Domenica 25 giugno – XII del Tempo Ordinario
(Ger 20,10-13; Rm 5,12-15; Mt 10,26-33)
Nella seconda parte del discorso missionario Gesù insiste sulla franchezza che deve avere chi è mandato, perché ha una forza particolare che gli deriva dalla assistenza di chi lo manda.
1. “Non abbiate paura”: per tre volte Gesù ripete questa esortazione. Egli ha sperimentato sulla sua pelle le difficoltà del ministero e l’umiliazione di essere rifiutato dai suoi, conosce le difficoltà e quindi mette in guardia i suoi discepoli.
Non fa come certi predicatori itineranti che nelle feste paesane fanno l’elogio del santo di turno e ne descrivono le virtù come se fossero stati dei super-uomini.
Il discepolo autentico sente la grandezza della missione e delle sue poche forze. Se non è ben radicato nella fede, di fronte alle incomprensioni e agli insuccessi è tentato di lasciare tutto e di ritirarsi a vita privata.
2. Voi valete più di molti passeri. Il fallimento nel ministero è una purificazione in vista di un bene maggiore; non è una sconfitta, ma il momento di rivedere la propria fede e di ricalcolare le proprie forze.

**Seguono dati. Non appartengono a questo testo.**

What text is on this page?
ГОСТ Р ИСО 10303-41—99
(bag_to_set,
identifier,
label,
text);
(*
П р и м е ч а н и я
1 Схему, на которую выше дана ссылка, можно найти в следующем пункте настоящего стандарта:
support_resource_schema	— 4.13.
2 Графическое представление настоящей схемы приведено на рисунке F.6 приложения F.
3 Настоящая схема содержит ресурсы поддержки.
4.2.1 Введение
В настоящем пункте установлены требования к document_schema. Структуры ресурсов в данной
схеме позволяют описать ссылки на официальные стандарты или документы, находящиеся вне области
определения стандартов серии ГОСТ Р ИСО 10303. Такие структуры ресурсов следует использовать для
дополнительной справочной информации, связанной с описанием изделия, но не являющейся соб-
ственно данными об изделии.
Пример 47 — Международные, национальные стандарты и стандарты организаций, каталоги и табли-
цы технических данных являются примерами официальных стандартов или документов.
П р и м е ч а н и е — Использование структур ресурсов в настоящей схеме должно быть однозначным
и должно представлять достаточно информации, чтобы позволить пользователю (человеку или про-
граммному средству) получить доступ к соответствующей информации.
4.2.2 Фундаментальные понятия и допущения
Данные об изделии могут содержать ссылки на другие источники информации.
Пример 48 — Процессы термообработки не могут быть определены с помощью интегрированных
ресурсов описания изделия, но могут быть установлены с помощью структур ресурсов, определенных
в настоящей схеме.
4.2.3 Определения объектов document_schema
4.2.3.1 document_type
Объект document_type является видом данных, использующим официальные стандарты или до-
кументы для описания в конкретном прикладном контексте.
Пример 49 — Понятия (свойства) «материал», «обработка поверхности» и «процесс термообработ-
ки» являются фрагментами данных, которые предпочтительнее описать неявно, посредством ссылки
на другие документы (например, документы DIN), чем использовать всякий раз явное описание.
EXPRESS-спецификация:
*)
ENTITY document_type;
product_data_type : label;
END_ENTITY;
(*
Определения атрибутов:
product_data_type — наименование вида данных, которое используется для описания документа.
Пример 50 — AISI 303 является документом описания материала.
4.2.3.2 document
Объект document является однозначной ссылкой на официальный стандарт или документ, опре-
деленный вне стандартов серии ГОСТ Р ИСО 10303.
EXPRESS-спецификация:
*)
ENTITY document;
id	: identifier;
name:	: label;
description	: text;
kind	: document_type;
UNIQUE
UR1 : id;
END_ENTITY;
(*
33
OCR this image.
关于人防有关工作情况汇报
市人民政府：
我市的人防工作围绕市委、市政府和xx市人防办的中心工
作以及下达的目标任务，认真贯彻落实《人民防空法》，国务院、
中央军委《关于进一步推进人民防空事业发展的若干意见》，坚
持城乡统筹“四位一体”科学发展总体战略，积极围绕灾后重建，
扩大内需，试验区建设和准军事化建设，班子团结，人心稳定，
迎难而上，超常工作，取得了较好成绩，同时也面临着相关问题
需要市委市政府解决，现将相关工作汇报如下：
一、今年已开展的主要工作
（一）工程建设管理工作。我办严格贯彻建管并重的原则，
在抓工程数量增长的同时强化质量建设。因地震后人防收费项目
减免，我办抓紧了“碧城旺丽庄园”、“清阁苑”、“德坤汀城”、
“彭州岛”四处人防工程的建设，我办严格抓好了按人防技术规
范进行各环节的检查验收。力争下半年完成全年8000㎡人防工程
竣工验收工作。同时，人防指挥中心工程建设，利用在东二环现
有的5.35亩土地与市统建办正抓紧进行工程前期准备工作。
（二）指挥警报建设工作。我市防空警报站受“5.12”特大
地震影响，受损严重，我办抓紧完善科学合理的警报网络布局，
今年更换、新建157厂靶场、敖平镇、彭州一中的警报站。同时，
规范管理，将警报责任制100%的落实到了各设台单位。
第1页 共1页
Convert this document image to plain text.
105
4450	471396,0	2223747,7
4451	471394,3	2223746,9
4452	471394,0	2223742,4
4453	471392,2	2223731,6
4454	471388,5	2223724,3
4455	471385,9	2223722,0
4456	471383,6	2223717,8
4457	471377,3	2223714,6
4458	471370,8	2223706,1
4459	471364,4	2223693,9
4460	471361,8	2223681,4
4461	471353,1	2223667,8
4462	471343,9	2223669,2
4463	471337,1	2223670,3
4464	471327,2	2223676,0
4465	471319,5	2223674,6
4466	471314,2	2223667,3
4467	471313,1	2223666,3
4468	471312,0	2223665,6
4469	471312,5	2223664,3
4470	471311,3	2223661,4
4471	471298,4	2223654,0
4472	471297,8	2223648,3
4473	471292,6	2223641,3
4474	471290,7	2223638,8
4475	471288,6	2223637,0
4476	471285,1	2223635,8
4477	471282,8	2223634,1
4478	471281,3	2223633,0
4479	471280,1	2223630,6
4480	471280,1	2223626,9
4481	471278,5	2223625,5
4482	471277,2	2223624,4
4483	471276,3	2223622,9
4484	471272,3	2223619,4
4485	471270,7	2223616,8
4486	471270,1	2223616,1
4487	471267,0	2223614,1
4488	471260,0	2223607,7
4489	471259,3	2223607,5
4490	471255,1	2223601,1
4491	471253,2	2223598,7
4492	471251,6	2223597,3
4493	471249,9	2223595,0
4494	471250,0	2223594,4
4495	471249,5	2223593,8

Non siamo perfetti, siamo peccatori, ma perdonati e non privati della possibilità di essere strumenti per compiere grandi cose. Non solo siamo più importanti “di molti passeri”, ma ci ripetiamo le parole di San Paolo: “Tutto posso in colui che mi dà la forza”, una forza che non viene dai nostri calcoli ma dalla fede in Gesù, il quale non abbandona chi si è fidato di lui.
La nostra umana fragilità non ci toglie la possibilità di essere strumenti nelle mani di Dio e di esclamare anche noi: “Grandi cose ha fatto in me l’Onnipotente”.
3. “La gioia del Signore è la vostra forza”, dice il governatore Neemia ai reduci da Babilonia per incoraggiarli nella ricostruzione del tempio. La gioia di Dio è forza, e la pace divina che riempie l’anima di gioia è come una roccaforte contro le avversità della vita.
Con questo stesso pensiero anche papa Francesco inizia la lettera programmatica del suo pontificato: “La gioia del Vangelo riempie il cuore e la vita intera di coloro che si incontrano con Gesù. Coloro che si lasciano salvare da Lui sono liberati dal peccato, dalla tristezza, dal vuoto interiore, dall’isolamento”. La gioia che proviene dal Signore ci mette al riparo da ogni sventura.
I cristiani sono sicuri che Dio non li abbandona, ma che li visita dall’alto ogni giorno come il sole che sorge, perché il Signore risorto illumina le nostre menti e riscalda i nostri cuori.
Ci rendiamo conto delle nostre debolezze, ma viviamo nella serenità che ci viene dalla fede, e la fiducia in Dio fa scaturire in noi la pace e il sorriso. Pensiamo al sorriso di papa Giovanni XXIII e a quello altrettanto simpatico di papa Giovanni Paolo I: è il sorriso di chi è capace di guardare con serenità verso l’avvenire e con simpatia verso i presenti. Se tutti gli uomini di Chiesa sapessero sorridere!